John H. Mulkey (May 24, 1824 – July 9, 1905) was an American attorney and judge from Kentucky. Mulkey worked a series of jobs until William J. Allen loaned him his law books in 1851 so that he could study. Two years later, Mulkey was admitted to the bar and practiced in Southern Illinois. He served a short term on an Illinois circuit court and then was elected to the Supreme Court of Illinois in 1879 for a nine-year term.

==Biography==
John H. Mulkey was born in Monroe County, Kentucky on May 24, 1824. He was the second son born to physician Isaac Mulkey and Abigail Ragin. The family moved to LaFayette, Kentucky when Mulkey was young. Upon reaching adulthood, Mulkey moved to nearby Hopkinsville, Kentucky to apprentice as a tailor. Mulkey then attended Bacon College, where he trained to become a teacher. He moved to Southern Illinois upon graduating, settling in Benton after a lengthy search. Mulkey taught there until 1847.

In July 1847, Mulkey enlisted as a volunteer to fight in the Mexican–American War. He was mustered out when the conflict ended the next year. For the next five years, he moved around Southern Illinois seeking work. He farmed on a tract of land awarded to him for his war service and did some trading, mainly in horses. In 1851, he began to study law from books loaned to him by William J. Allen. Two years later he was admitted to the bar by Willis Allen.

Mulkey moved to Desoto, Illinois to practice for two years. He briefly lived in Cairo, Illinois in 1857 until moving to Du Quoin after a flood. He served as Judge of Common Pleas for Cairo from 1861 to 1867. In 1864, he was elected to the third Illinois circuit court and moved to Jonesboro to be near the center of the circuit. He served on that court for less than a year and then returned to Cairo. He opened a law firm with William J. Allen, Samuel P. Wheeler, David T. Linegar, and John McMurray Lansden.

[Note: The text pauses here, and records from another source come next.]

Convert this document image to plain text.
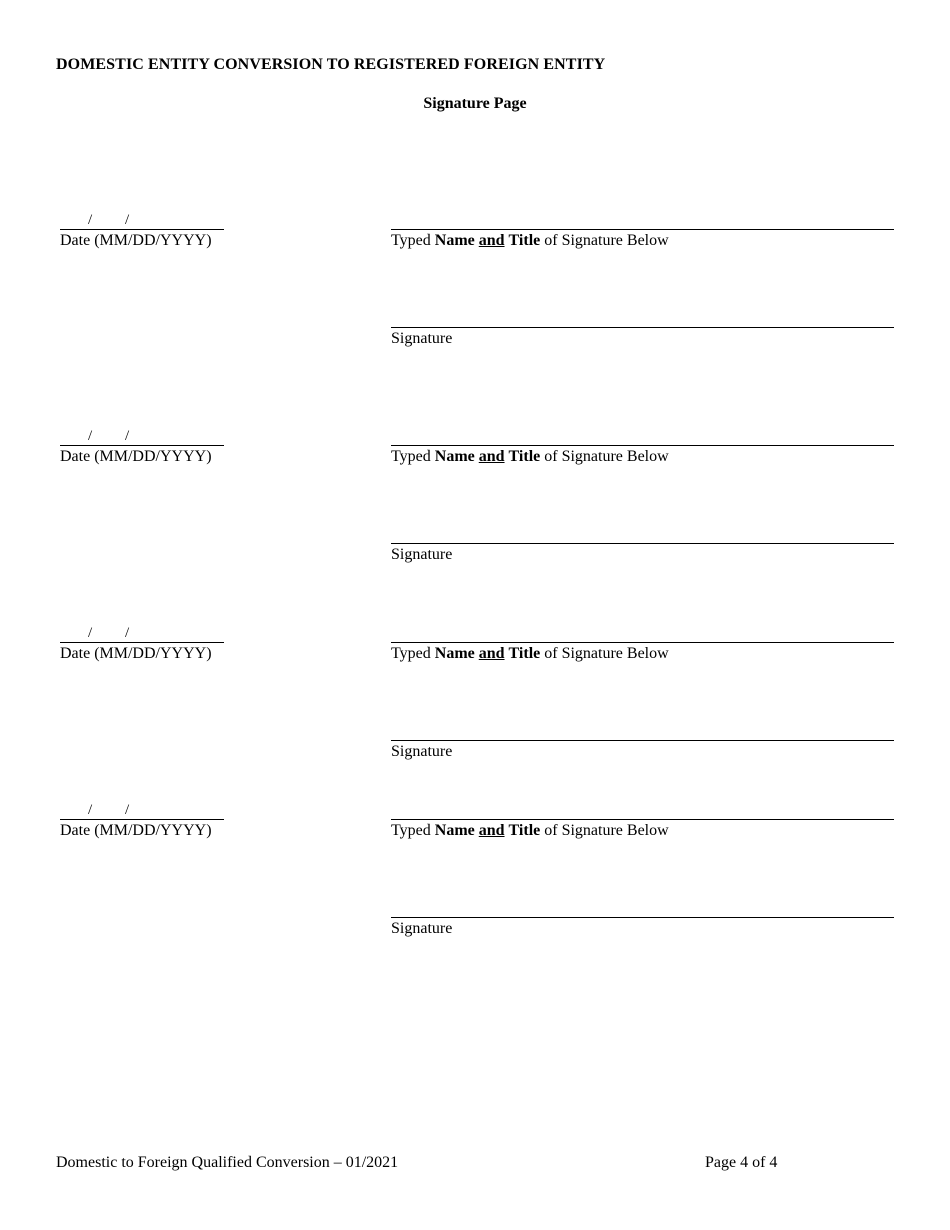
DOMESTIC ENTITY CONVERSION TO REGISTERED FOREIGN ENTITY
Signature Page
/ /
Date (MM/DD/YYYY)	Typed Name and Title of Signature Below
Signature
/ /
Date (MM/DD/YYYY)	Typed Name and Title of Signature Below
Signature
/ /
Date (MM/DD/YYYY)	Typed Name and Title of Signature Below
Signature
/ /
Date (MM/DD/YYYY)	Typed Name and Title of Signature Below
Signature
Domestic to Foreign Qualified Conversion – 01/2021	Page 4 of 4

On June 2, 1879, Mulkey was elected to the Supreme Court of Illinois. He served one nine-year term, succeeding David J. Baker Jr. He was chief justice of the court for one term from 1885 to 1886. Mulkey largely retired from law after his term was complete. Mulkey wrote an opinion regarding the will of Chicago industrialist John Crerar. He started a farm in Metropolis in 1884.

Mulkey married Margaret Cantrell on March 23, 1846; they had eight children. He died in 1871 and he later remarried to Kate House. They had two children. Originally a Campbellite, Mulkey converted to Catholicism in 1883. Mulkey died in Metropolis on July 9, 1905.